画像1は、プラナリアの再生原理。ERK活性化レベルは頭部で最も高く、首部ではnou-darake遺伝子によって低くなっている。腹部および尾部では、ERK活性化レベルはβ-カテニン活性によって、さらに低くなっていて、その結果、頭尾軸に沿って勾配を形成していると考えられた。nou-darake遺伝子およびβ-カテニン活性を阻害すると、ERK活性勾配は形成されなくなり、その結果、すべての領域が頭部に運命転換してしまう。

画像1。プラナリアの再生原理

さらに、梅園研究員らはナミウズムシの再生原理に基づいて、別種のプラナリアである「コガタウズムシ」(もともと尾部から頭部を再生できないプラナリア)では、Wnt/β-カテニン経路が過剰に働くことが頭部再生不全の原因であることを実験的に証明した。β-カテニン遺伝子をRNAiによって機能阻害されたコガタウズムシ尾部断片は、完全に機能的な頭部を再生することができたのである(画像2・3)。
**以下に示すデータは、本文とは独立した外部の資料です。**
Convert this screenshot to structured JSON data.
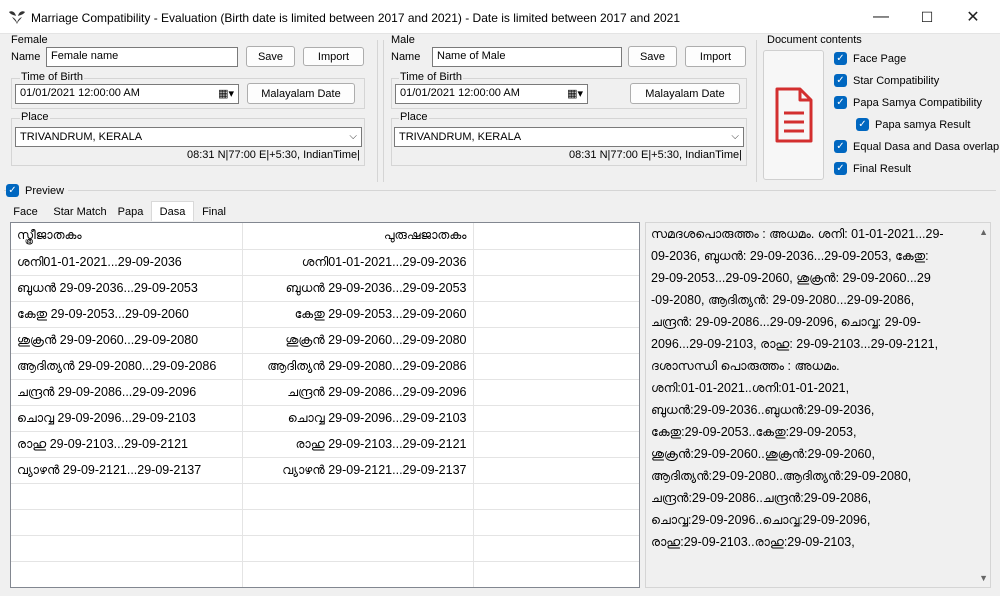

コガタウズムシ尾部断片からの頭部再生誘導。画像2(左):正常な尾部断片。頭部をまったく再生することができない。画像3:β-カテニン遺伝子をRNAiによって機能阻害された尾部断片。白い部分が再生した頭部。1対の眼が確認できる

今回、研究チームは100年来のモーガンの仮説の大枠を分子レベルで実証したばかりでなく、再生できないプラナリアの遺伝的原因を初めて明らかにし、再生できない生き物でも、実は再生できる能力を十分に持っていることを初めて実験的に証明した。

また今後の課題としては、プラナリア幹細胞において、どのようにしてERKシグナルが活性化しているのか、また、どのようにして、nou-darake遺伝子やWnt/β-カテニン経路がERKシグナルに対して抑制的に働いているのかを明らかにすることを挙げている。